Different artists, different tastes
As we mentioned at the very top of the piece, Lanty has worked with artists as a performer, songwriter, and producer. Not only that, but he has worked with artists across a range of genres.
All this made us wonder how much variation there is between these experiences. Does working with a new artist mean learning a whole new process?
As Lanty told us, there are few differences when working with different artists, but for him, the goal is always to find techniques and processes that work with everyone.
“With Little Luna and Bronwyn Silk, we had a similar approach. We would meet at my studio in Los Angeles and just talk about everything. Having a connection is important. We would start from either a piano part that I would play and we both would be humming melodies until we came up with something that sounds great!”
Being scared off by those little differences would only distract from the task at hand. Before we move on, we really want to highlight what Lanty said about forming a connection with each artist.
Having a comfortable, conversational rapport with an artist (who, in these scenarios, is ultimately just a coworker) can make working together much, much easier.
Everyone involved should feel free to communicate ideas, including ideas that might be a bit risky or random.
Great producers and songwriters know how to foster that kind of environment.
How performance influences writing
But let’s not forget that Lanty is also an accomplished pianist, performing with some of the biggest names in music on huge live tours.
With that in mind, there’s a question of whether Lanty’s experiences in performance have led him to think differently of a song when he’s still writing it.
In his words, “When you perform on stage, you have the direct response of the listeners. You realize that some songs are weaker than others. It doesn’t mean that the song is bad, it’s just that the song doesn’t catch the whole audience. Because of this experience, I’m always wondering, ‘How would the audience react to this song?'”
Those live shows essentially act as direct feedback. Instead of releasing a song online and waiting to see how many people stream it, a songwriter can just pay close attention to how each audience responds to different parts of a song during a performance.
This doesn’t offer ways to improve an existing song that’s already been written and recorded, obviously, but it does provide insights into future projects.
Moving through creative blocks
One of the most dreaded problems for professional creatives is a sudden lack of inspiration and motivation, otherwise known as a creative block.

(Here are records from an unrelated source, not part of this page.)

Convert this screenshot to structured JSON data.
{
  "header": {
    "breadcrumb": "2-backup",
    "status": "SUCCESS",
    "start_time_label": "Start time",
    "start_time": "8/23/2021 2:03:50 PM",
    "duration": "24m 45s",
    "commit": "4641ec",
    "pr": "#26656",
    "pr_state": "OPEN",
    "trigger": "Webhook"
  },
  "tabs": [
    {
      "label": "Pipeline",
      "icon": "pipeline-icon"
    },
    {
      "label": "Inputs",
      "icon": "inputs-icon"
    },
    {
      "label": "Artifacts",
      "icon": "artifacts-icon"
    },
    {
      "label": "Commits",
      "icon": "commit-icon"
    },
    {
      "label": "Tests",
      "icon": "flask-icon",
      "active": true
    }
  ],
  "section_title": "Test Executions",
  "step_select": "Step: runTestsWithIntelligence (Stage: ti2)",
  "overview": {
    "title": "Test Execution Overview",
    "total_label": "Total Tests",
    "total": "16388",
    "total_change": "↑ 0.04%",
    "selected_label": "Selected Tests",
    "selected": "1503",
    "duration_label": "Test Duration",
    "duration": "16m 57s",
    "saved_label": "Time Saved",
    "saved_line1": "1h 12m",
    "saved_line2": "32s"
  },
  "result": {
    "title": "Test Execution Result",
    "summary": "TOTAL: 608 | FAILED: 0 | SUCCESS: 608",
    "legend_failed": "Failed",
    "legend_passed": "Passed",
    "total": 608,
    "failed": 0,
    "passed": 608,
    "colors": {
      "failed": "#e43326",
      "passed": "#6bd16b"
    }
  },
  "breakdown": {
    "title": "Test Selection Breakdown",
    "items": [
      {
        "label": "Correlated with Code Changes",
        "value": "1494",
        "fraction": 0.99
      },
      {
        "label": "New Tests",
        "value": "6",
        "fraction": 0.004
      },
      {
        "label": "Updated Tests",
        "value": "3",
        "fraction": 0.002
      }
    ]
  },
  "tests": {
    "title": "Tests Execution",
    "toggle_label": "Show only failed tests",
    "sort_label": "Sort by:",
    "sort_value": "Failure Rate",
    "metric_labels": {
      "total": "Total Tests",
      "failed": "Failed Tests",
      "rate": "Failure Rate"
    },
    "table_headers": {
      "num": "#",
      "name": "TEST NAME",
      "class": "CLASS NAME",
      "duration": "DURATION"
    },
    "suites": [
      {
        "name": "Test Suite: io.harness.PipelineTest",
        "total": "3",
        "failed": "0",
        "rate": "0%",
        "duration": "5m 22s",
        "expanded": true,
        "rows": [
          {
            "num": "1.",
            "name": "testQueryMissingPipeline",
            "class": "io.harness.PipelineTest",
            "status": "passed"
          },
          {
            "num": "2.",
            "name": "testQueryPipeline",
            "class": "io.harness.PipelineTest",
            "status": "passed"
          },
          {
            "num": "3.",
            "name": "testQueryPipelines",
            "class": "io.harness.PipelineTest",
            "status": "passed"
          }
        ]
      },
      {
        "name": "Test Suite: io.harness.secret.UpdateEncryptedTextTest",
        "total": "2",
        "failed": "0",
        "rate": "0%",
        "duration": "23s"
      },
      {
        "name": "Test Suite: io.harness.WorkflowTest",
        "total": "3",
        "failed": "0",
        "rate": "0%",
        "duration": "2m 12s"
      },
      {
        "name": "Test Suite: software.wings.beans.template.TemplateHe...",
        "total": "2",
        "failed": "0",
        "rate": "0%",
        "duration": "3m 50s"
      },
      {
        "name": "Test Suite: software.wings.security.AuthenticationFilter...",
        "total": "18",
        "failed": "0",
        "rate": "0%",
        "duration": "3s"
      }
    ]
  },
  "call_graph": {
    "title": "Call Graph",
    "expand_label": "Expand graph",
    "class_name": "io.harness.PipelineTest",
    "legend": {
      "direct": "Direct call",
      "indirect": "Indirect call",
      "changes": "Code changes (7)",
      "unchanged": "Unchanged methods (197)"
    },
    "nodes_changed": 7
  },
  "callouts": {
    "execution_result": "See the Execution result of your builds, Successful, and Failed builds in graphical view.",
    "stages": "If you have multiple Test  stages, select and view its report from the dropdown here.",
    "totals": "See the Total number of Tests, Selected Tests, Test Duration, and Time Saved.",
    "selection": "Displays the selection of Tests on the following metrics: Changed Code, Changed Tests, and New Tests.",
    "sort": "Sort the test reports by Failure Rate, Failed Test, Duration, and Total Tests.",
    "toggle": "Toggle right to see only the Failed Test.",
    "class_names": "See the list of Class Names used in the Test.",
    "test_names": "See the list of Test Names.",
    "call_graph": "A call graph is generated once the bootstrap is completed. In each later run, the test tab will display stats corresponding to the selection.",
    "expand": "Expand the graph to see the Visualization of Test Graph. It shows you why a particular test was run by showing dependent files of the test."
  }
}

Obviously, creative blocks can pose a threat to a creative professional’s productivity, and even worse than that, they can also harm that professional’s confidence in their own work.
As for moving through these creative blocks, Lanty feels that it’s important to maintain a sense of perspective and navigate out of your rut.
“I think that every producer or songwriter suffers from creative blocks. Creativity is a weird thing. It comes to you at any time, and when you have a lack of inspiration, that’s a very hard thing to deal with. The best advice I could give is just to wait and not force it. Do something else, something new!”
A similar idea has been phrased this way: if you change your process, you will also change the result.
Repeating the process that hasn’t been giving you the results you want is only going to be frustrating.
But with enough time and a change of perspective, even dreaded creative blocks can be overcome.
Reaping the rewards
We’d like to thank Vincent Lanty for speaking with us, and as we close out, we wanted to share Lanty’s thoughts on the most rewarding aspect of working as a producer and songwriter:
“It’s very rewarding when you get to listen to the radio and hear a song you put so much effort into. Also, when you perform a song on stage that you have written and produced with the artist, that’s a powerful feeling. If the audience enjoys it, then you know you’ve done a good job.”
Even the most lighthearted and enjoyable songs take a lot of time and skill to create, and that’s something to keep in mind if you’re hoping to become a songwriter or a producer yourself. But if you love it enough, you won’t mind the work one bit.